Mrs. Kingsley was just reaching—belatedly, she realized—for the light switch when Iago attacked. Snapping and foaming, he charged. The two went tumbling, one over the other. Shaking his head fiercely, Iago backed out of the narrow way, dragging the creature out between his jaws, struggling.

Iago snarled savagely as he tore at the creature, and then there was an ozone crackle in the air and he yelped, a high, heartbreaking cry. His stiffening body crashed over sideways, onto the floor, and did not move.

The creature disentangled itself instantly, feinted at Desmond, then turned again and—going carefully around rather than over the bed—rushed into the closet.

There was an access panel in the back of the closet. It had been installed early in the century, when the upstairs water closet was retrofitted, and opened into the wall and a few dusty pipes. The panel was ajar slightly, leaning loosely rather than snugly. Perhaps the child had been playing with it, looking for a secret passageway, or perhaps it had been left partly open for years or even decades without anyone ever bothering to get around to straightening it.

The creature squeezed through the crack, quick and impossibly fluid, and disappeared into the wall.

Slowly, awkwardly, Mrs. Kingsley squatted down, knees almost touching the floor. She laid a hand on her dog’s head. He was dead. “Oh, Iago,” she said. “My little bête noire.”

She began to cry.

The house was a maze of electric circuits and appliances. They dizzied and blinded it, dazzling and baffling its senses. The sophonts were somewhere within this maze, and it did not even know how many they were. It only knew that they had not followed it, and thus presumably could not. But the sophonts’ lair was a dangerous environment, naturally hostile to it, and it fled.

It fled deep, sinking downward by instinct, tracing a tortuous way between walls and floors, sometimes following water pipes, and always avoiding electrical wires. Carefully, fearfully, it threaded its way along a twisty path that led downward, ever downward.

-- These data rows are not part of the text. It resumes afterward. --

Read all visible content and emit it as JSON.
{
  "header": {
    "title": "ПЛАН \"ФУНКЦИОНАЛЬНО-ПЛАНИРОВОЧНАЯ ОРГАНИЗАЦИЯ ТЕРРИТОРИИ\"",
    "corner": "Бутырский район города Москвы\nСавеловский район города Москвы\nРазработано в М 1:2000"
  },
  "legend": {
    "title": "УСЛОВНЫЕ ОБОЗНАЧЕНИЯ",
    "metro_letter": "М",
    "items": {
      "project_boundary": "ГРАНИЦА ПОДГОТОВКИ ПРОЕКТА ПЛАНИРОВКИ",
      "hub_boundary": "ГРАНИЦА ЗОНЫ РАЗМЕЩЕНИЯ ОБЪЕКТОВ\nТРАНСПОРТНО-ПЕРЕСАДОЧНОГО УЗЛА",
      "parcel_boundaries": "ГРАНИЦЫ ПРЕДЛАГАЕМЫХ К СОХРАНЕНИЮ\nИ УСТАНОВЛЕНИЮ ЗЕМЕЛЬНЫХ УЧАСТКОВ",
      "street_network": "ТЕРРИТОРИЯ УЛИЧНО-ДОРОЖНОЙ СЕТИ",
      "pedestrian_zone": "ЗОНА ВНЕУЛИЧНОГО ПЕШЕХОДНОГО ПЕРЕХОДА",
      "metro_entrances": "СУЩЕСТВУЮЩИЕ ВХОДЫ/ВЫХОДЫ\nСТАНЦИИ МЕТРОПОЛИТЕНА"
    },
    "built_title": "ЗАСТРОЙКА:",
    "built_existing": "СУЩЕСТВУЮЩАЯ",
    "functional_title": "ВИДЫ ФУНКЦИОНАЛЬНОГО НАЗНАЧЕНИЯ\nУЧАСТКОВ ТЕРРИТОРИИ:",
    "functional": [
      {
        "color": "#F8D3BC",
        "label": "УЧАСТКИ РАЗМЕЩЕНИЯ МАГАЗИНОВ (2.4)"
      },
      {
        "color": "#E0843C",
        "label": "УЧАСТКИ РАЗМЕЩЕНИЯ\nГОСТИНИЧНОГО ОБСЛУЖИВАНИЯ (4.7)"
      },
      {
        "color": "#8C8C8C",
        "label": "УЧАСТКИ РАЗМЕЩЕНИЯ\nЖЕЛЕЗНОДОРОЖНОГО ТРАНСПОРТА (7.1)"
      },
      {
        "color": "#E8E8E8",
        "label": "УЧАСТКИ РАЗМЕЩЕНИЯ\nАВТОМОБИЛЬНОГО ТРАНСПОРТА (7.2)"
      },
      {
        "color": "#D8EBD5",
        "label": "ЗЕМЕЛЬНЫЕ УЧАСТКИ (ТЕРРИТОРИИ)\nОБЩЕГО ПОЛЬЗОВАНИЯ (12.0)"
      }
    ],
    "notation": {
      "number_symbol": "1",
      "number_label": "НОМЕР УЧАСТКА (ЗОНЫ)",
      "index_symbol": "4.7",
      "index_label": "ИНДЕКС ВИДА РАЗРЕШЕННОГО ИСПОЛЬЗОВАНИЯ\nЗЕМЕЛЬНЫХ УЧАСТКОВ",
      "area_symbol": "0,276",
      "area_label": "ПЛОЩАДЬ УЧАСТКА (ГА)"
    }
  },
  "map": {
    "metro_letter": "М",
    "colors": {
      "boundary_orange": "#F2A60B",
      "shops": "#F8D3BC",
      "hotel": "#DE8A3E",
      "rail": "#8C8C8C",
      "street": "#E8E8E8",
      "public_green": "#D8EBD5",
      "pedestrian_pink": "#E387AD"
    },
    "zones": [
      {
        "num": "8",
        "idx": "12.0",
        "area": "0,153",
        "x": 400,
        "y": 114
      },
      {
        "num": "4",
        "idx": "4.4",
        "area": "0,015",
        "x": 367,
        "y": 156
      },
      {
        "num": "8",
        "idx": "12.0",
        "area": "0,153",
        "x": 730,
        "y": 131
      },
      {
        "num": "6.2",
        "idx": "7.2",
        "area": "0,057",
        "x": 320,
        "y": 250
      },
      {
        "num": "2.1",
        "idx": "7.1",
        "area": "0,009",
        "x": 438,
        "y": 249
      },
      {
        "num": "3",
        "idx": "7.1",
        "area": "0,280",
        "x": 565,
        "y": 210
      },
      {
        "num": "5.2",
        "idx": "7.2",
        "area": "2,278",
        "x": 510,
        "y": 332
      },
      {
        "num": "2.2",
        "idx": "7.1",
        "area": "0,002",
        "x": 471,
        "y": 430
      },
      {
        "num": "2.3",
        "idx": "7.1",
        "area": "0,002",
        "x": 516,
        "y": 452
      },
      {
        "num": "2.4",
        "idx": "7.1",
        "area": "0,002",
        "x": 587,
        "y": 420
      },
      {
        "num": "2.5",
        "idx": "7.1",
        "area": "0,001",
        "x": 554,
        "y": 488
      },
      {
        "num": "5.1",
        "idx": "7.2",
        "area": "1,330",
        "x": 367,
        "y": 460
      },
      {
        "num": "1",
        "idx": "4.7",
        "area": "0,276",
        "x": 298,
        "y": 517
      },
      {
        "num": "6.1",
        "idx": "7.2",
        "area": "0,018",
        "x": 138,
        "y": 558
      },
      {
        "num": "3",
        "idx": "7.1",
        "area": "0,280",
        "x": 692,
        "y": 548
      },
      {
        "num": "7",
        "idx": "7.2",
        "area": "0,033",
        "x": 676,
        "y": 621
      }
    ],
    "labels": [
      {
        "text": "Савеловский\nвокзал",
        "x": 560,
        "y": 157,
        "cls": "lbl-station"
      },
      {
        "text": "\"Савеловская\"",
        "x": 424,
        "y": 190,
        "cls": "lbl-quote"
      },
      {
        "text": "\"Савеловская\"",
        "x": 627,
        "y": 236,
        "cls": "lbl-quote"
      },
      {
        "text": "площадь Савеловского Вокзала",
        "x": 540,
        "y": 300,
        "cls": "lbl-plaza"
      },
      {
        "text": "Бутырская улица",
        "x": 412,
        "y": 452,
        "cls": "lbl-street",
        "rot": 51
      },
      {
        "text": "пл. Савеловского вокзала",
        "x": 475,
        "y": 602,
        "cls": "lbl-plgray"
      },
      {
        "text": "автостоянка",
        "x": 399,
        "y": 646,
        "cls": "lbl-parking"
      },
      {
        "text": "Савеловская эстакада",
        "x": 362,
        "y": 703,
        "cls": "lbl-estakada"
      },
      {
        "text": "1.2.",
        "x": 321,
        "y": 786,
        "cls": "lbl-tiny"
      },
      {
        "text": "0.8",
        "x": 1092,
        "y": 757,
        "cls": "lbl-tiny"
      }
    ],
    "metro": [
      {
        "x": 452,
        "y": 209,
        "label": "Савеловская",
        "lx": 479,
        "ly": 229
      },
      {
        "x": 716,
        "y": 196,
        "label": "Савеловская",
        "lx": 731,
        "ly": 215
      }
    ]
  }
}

Finally it emerged into warm, cavernous darkness, and knew that it had found refuge.

Iago was dead, but Jennifer was alive; there was comfort in that. The faithful old family retainer had given up his life in defense of home and child, and that was somehow fitting. It was the way things ought to be. His corpse was outside the kitchen door now, packed in snow because the frozen earth made burial impossible, but Alma Kingsley vowed that her great-grandchildren would know his name.

The snow had finally stopped, and the night was clear, and bitterly cold, the stars burning in it like chips of ice. The great glowing, shimmering, billowing curtains of the Northern Lights were out, shifting restlessly back and forth on the horizon, brighter than she had ever seen them, so bright that it almost seemed that she could burn her hand on them, if she held it out to the sky.

It had been quite a storm. It must have dumped at least four feet of snow on the region all told, snowing through the night and through the day and through most of the night again, and the driveway beyond the lee of the house was buried under huge drifts; you couldn’t even see the highway at its end. So much for her first thought, which was to bundle them all into Desmond’s car and make a run for it, abandoning the house to the creature until they could come back later with help. To get the hell out of here!

But with all that snow, nobody was going anywhere, life-or-death emergency or not, until the snowplow came by in the morning. It was physically impossible. And if they locked themselves in the car as a refuge—her second thought—they’d freeze to death before daybreak. And besides, who was to say that it couldn’t get into the car after them, the way it seemed to be able to squeeze itself through the smallest of cracks?